I’d also have to say, with all due respect for the pain anyone’s experienced at the hands of an imperfect father, that while anger may be legitimate, forgiveness is still a mandate.

I wrote my first book twenty years ago, and much of it had to do with father/son bonding. But it was too easy, in 1991, to write about what fathers should or shouldn’t be.  I was new to the game myself, the proud step-father of a lovably energetic eight year old boy, who I’d spent a mere three years actually parenting.  Huge mistakes, mostly mine, hadn’t yet been made. His adolescence was years off, so our days were playful and I was his hero, snatching him up after school for bowling, football games and junk food.  No wonder it was so easy for me to look critically at older fathers.  I was determined never to become one.
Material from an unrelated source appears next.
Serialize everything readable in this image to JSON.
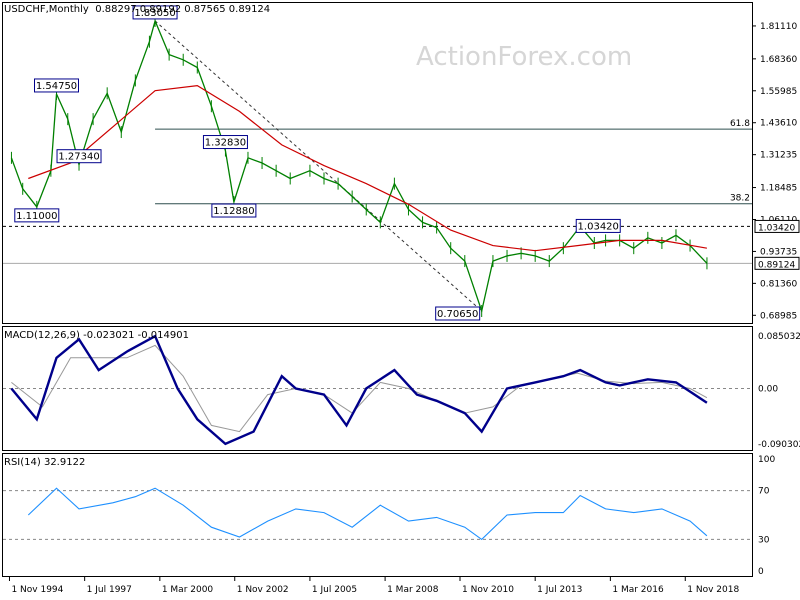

Since then, the boy I loved has become the man who’s forgiven me.  We jumped into the power struggles and mutual rage every father/son relationship is (to some extent) doomed to, and I careened from rigid strictness to cold fury to indifference, depending on which battle we were fighting. We weathered some tough years, re-bonded, and today I couldn’t be prouder of him, or of us, when I see the outcome.

But happy ending or not, I know there are things I said and did to him that were damaging, and can’t be undone.  To some degree, they’ll affect him and the way he sees life and people.  So like all sons, he could write his own book, delivering a rather mixed report card to the old man. I know, too, that what I didn’t say or do, and should have said or done, can’t be compensated for.  In short, I understand more than ever how difficulties between fathers and sons come about.  And more than ever, for obvious and very personal reasons, I also see and stress the need for a forgiving heart.

There’s a time for anger, of course. I remember too well the first time I admitted to myself how enraged I was with my own father, and how blasphemous and childish I felt.

But it was a crucial beginning.  Dad is that enormous figure assigned to us who will probably, for better or worse, affect us more profoundly than anyone else in life.  So your relationship with him may well play into much of what you’re dealing with now.  “Be angry, and sin not”, Paul advised. (Ephesians 4:26)  It’s allowed.  If you were wronged, you were hurt;  if you were hurt, your anger is justified.  So let it come.

Then, in due time, let it go.  Because as surely as you need to express and resolve your anger, there’ll be someone else, someday, who’ll need to do the same with his anger towards you.  And you, like all of us, are subject to the laws of sowing and reaping.  Be sure to sow forgiveness while you can.  You will, unquestionably, be grateful it’s there to reap when you need it.

Comments

victor | Mar 8, 2012

Joe,
I love the last 2 paragraphs. On a different note, have your read the book called Jesus, the Bible, and Homosexuality: Explode the Myths, Heal the Church by Jack Bartlett Rogers? Jack is a advocate of gay theology, but he is not gay. If you have read the book, I'd like to hear what your counter-thoughts are.